The bank's net interest income grew by 34.5 percent to ₹10,714 crore during the quarter while the net interest margin rose to 3.33 percent at the end of September 2022.
On the asset quality side, the gross non-performing assets of the bank came down to 5.31 percent of the gross advances in Q2 FY23, from 8.11 percent in the year-ago period, while the net NPAs fell to 1.16 percent from 2.83 percent.
Due to the fall in NPAs, the provisions for bad loans and contingencies declined to ₹1,627.46 crore for the quarter from ₹2,753.59 crore a year ago.
In its most research report, domestic brokerage firm, Ashika Stock Broking maintained a bullish view on the stock. The brokerage says that the bank has always outperformed its peers (ex-SBI) on the majority of parameters and is one of the best-managed PSU banks.
The GNPA ratios of BOB spiked to 12.3% in FY18 from a mere 1.5% in FY12, but have since then come down gradually to 6.6% in FY22 and further to 5.31% as of Q2 FY23, it says.
The brokerage noted that the bank has one of the lowest NNPAs at 1.16% as of Q2 FY23 and an overall stressed book (NNPAs +restructured book) at 3.11% as of Q2 FY23, lower than peers. Slippages have come down consistently and stand at 2% vs. 2.1% in Q1 FY23 and 3.2% in Q2 FY22, it added.
"The bank is well placed to deliver a higher loan CAGR, led by healthy growth in retail and overseas loans. "Besides, the management expects corporate and MSME loan growth to pick up from here on," said the brokerage.
BOB delivered loan growth of 10% vs. 6.6% average loan growth between FY17 and FY22. For Q2 FY23, global gross advances grew by a strong 19% YoY, while domestic loan growth was at 15% YoY. BOB witnessed the highest improvement in NIMs to the tune of 100 bps, led by a decline in the cost of funds, while yields remained rather steady.
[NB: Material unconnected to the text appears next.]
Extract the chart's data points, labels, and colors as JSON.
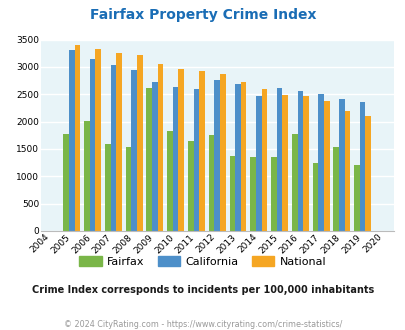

With the improvement in the credit-deposit (CD) ratio and higher share of loans linked to external benchmarks and sticky CASA, NIMs are expected to improve for BOB, while the steady cost of income and muted credit costs will support profitability ahead. BOB has already reported ROA at 0.84% for H1FY23 vs. 0.6% in FY22, according to the brokerage.
The brokerage has a "BUY" call on the stock with a target price of ₹197 per share.
An average of 34 analysts polled by MintGenie have a strong'buy' call on the stock.
Disclaimer: The views and recommendations made above are those of individual analysts or broking companies, and not of MintGenie.